The index divides England into 33,755 Lower Layer Super Output Areas (LSOAs), neighbourhoods with an average population of around 1,600. Although the ranking for Sandy Hill may seem bleak, the area is on the way up when compared with the 2019 index and it rose more than 3,000 places up the table to 12,552.
The Haslemere area remains relatively prosperous with fewer contrasts, though the Woolmer Hill and Wey Hill neighbourhoods have seen their income drop from the sixth to fifth deciles in the past six years.
East Hampshire also contains the most and least deprived neighbourhoods. The least is in Petersfield, from Tor Way to Penns Place, north of Heath Road. However, this is not far from the Borough Road/Grange Road area which is in the fourth decile. Here there is more social housing than on average and a concentration of retired people which affects both income and health.

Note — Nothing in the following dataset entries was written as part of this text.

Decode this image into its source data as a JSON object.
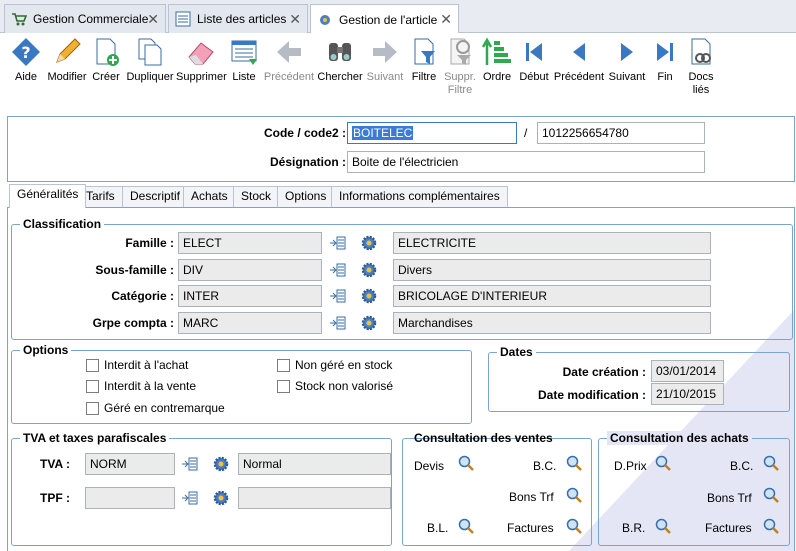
{
  "window_tabs": [
    {
      "label": "Gestion Commerciale",
      "icon": "cart-icon"
    },
    {
      "label": "Liste des articles",
      "icon": "list-icon"
    },
    {
      "label": "Gestion de l'article",
      "icon": "gear-icon"
    }
  ],
  "toolbar": {
    "aide": "Aide",
    "modifier": "Modifier",
    "creer": "Créer",
    "dupliquer": "Dupliquer",
    "supprimer": "Supprimer",
    "liste": "Liste",
    "precedent1": "Précédent",
    "chercher": "Chercher",
    "suivant1": "Suivant",
    "filtre": "Filtre",
    "suppr_filtre_1": "Suppr.",
    "suppr_filtre_2": "Filtre",
    "ordre": "Ordre",
    "debut": "Début",
    "precedent2": "Précédent",
    "suivant2": "Suivant",
    "fin": "Fin",
    "docs_1": "Docs",
    "docs_2": "liés"
  },
  "header": {
    "code_label": "Code / code2 :",
    "code_value": "BOITELEC",
    "slash": "/",
    "code2_value": "1012256654780",
    "designation_label": "Désignation :",
    "designation_value": "Boite de l'électricien"
  },
  "subtabs": [
    "Généralités",
    "Tarifs",
    "Descriptif",
    "Achats",
    "Stock",
    "Options",
    "Informations complémentaires"
  ],
  "classification": {
    "title": "Classification",
    "rows": [
      {
        "label": "Famille :",
        "code": "ELECT",
        "desc": "ELECTRICITE"
      },
      {
        "label": "Sous-famille :",
        "code": "DIV",
        "desc": "Divers"
      },
      {
        "label": "Catégorie :",
        "code": "INTER",
        "desc": "BRICOLAGE D'INTERIEUR"
      },
      {
        "label": "Grpe compta :",
        "code": "MARC",
        "desc": "Marchandises"
      }
    ]
  },
  "options": {
    "title": "Options",
    "interdit_achat": "Interdit à l'achat",
    "interdit_vente": "Interdit à la vente",
    "gere_contremarque": "Géré en contremarque",
    "non_gere_stock": "Non géré en stock",
    "stock_non_valorise": "Stock non valorisé"
  },
  "dates": {
    "title": "Dates",
    "creation_label": "Date création :",
    "creation_value": "03/01/2014",
    "modif_label": "Date modification :",
    "modif_value": "21/10/2015"
  },
  "tva": {
    "title": "TVA et taxes parafiscales",
    "tva_label": "TVA :",
    "tva_code": "NORM",
    "tva_desc": "Normal",
    "tpf_label": "TPF :",
    "tpf_code": "",
    "tpf_desc": ""
  },
  "ventes": {
    "title": "Consultation des ventes",
    "devis": "Devis",
    "bc": "B.C.",
    "bons_trf": "Bons Trf",
    "bl": "B.L.",
    "factures": "Factures"
  },
  "achats": {
    "title": "Consultation des achats",
    "dprix": "D.Prix",
    "bc": "B.C.",
    "bons_trf": "Bons Trf",
    "br": "B.R.",
    "factures": "Factures"
  }
}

The most deprived is in Alton’s Pound Gate/Nursery Road area where educational outcomes put it in the bottom ten per cent in England. Again, there is a contrast between this and neighbouring LSOAs which include one east of Odiham Road to just beyond Wooteys Way which is in the top decile overall.
In Bordon, the Apollo Drive neighbourhood is in the fourth decile with some of the lowest educational outcomes in England. It abuts a ninth-decile LSOA but it is difficult to explain such a discrepancy. There is social housing in the latter but so is there in areas which score relatively highly such as Chalet Hill.

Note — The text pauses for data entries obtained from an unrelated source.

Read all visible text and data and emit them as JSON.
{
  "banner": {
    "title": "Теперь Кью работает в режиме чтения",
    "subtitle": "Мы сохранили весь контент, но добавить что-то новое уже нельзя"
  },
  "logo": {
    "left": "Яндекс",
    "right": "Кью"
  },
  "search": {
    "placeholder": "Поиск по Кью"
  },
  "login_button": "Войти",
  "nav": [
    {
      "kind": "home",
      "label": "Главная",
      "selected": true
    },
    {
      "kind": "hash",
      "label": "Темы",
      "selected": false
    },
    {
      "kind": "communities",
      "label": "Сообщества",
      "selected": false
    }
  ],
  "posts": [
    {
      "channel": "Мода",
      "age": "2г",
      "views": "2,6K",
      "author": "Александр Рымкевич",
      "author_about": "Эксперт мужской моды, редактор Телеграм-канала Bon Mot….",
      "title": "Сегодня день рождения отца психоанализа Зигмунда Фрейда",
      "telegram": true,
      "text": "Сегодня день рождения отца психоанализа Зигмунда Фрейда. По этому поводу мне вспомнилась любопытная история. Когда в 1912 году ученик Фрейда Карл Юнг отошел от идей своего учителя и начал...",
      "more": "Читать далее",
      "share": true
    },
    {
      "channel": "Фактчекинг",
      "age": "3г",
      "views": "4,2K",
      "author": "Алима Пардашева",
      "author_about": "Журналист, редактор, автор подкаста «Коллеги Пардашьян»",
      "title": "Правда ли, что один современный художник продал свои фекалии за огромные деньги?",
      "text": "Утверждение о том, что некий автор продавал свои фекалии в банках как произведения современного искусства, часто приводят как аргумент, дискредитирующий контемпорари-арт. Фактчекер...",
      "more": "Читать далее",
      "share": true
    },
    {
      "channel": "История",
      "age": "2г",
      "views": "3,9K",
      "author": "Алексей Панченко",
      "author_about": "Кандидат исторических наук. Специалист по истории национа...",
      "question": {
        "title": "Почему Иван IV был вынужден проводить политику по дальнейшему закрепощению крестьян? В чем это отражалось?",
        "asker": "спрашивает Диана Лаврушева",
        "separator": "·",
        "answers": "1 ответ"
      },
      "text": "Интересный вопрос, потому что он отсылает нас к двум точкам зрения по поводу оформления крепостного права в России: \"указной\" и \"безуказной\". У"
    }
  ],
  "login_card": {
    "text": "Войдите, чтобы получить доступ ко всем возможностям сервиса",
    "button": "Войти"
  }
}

Farnham and Bordon MP Greg Stafford said the statistics confirmed what he already knew.
“We have some really affluent areas but also some real areas of poverty and they are side by side,” he said.
“In some ways having that stark difference is even more difficult to deal with than if the differences weren’t so great.
I was really disappointed we didn’t get a single penny from the government’s Pride of Place scheme. That shows a real lack of understanding from the government about the challenges we have here. We need proper investment to help and encourage people.”